Common executors include:
SequentialExecutor - This runs one task at a time thus cannot run many tasks in parallel. It is simple and often used for learning or testing.

LocalExecutor - This runs tasks locally on the same machine, and it can run more than one task at the same time. It's useful when Airflow is installed on one server and you want tasks to run on that server.

CeleryExecutor - This is used for larger setups. The scheduler sends tasks to a queue, and workers pick them up and run them. This setup usually needs a message broker such as Redis or RabbitMQ.

KubernetesExecutor - This runs each task in a separate Kubernetes pod. It's more advanced and usually used in cloud or production environments.

NB: The scheduler decides that a task should run while the executor handles the running method(how Airflow runs tasks).

7. Worker
A worker is the process that actually executes tasks. This term is particularly important when using CeleryExecutor.
In a Celery setup, the flow looks like:

Scheduler >> Queue >> Worker >> Task runs

The scheduler decides the task is ready, the executor sends the task to a queue and the worker picks it up and runs it.
NB: The scheduler decides what should run while the worker does the actual execution.

8. XCom
XCom means cross-communication. It allows tasks to pass small pieces of data to each other. XCom can help pass data from one task to another.
XCom is for passing small messages between tasks, not for moving large datasets. Passing large datasets through XCom slows down Airflow and fills the metadata database.

In PythonOperator, you can push data to XCom:

kwargs["ti"].xcom_push(key="raw_data", value=data)

Then another task can pull it:

data = kwargs["ti"].xcom_pull(task_ids="extract", key="raw_data")
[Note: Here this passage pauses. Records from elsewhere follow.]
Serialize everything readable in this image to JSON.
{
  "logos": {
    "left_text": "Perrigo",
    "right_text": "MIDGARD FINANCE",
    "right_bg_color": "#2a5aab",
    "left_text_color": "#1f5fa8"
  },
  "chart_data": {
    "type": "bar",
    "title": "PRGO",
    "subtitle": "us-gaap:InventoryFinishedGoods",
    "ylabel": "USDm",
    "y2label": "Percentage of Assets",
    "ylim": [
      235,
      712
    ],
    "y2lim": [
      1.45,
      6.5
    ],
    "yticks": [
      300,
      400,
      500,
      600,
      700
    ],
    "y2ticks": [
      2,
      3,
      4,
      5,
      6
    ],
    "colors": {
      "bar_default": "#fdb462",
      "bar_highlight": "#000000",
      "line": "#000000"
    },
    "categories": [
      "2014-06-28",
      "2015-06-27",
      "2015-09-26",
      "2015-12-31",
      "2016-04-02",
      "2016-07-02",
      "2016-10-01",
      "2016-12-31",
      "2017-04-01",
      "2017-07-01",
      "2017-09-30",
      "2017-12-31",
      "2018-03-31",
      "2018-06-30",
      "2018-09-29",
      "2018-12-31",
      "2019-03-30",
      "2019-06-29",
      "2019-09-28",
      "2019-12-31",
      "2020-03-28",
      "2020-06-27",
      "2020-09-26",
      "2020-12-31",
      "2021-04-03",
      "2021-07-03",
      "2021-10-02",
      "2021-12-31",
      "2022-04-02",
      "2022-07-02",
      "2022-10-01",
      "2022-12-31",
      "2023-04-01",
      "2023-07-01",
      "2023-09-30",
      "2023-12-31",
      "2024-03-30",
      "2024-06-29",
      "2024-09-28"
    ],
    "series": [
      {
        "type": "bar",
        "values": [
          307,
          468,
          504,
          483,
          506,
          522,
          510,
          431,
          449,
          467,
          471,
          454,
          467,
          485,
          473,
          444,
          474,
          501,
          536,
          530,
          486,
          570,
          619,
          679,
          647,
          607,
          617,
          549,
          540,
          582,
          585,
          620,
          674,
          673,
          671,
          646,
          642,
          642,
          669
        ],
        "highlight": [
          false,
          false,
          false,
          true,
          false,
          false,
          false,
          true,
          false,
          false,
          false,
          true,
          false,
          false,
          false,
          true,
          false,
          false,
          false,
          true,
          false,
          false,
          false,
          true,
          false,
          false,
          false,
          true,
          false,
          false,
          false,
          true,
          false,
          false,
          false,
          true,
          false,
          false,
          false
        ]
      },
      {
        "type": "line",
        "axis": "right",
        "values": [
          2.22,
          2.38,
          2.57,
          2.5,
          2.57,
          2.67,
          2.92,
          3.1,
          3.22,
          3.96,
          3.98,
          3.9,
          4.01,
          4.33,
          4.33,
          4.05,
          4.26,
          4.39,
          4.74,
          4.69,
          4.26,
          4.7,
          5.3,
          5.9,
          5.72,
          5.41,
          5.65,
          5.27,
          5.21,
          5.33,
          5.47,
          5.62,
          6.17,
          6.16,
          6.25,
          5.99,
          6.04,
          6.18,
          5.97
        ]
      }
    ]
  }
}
However, you can save large data somewhere else, then pass the location through XCom.
Example

extract task saves data to /tmp/raw_stock_data.csv
XCom passes "/tmp/raw_stock_data.csv"
transform task reads the file

9. Sensors
A Sensor is a special type of Operator that just waits.
Imagine you are expecting an important package. You stand at the window waiting for the mail truck. A Sensor does this in software. It can wait for a file to drop into a folder, or wait for another database to finish an update before letting the DAG move on to the next step.

10. Metadata Database
The metadata database is Airflow’s internal database and uses it to remember what happened(records results of a DAG).
It stores information such as:

DAGs
DAG runs
Task runs
Task states
Schedules
Retries
Users
Roles
Variables
Connections
XCom values

This database is very important because Airflow needs memory.
For example, Airflow needs to know:

Did this task succeed?
Did this task fail?
How many times has it retried?
When did the DAG last run?
What logs belong to this task?
What DAGs exist?
Which users can log in?

What Airflow is NOT

To fully understand Airflow, you also need to know its limits.
It's not a data streaming tool - Airflow is built for batch processing (running jobs every hour, every day, or every week). It is not designed to process live data happening by the second, like tracking live mouse clicks on a website.
It's not a data processing engine - Airflow is the manager, not the worker. You should not use Airflow to process a 100-gigabyte CSV file in its own memory. Instead, Airflow should send a command to a tool like Apache Spark or Snowflake to do the heavy lifting.

Conclusion

Apache Airflow may look difficult when you first encounter it because it comes with many technical jargons making data engineering feel more complicated than it really is. Airflow is simply a workflow manager which helps you organise work that must happen in a specific order. Apache Airflow is about control. It helps you control timing, order, failure, retries, logs, and monitoring.
Just like baking a cake, you must follow the right sequence. A data pipeline works the same way. You extract data, transform it, load it, check it, and sometimes send a notification. Each step depends on the previous one. Airflow gives you a clean way to define these steps and make sure they run correctly.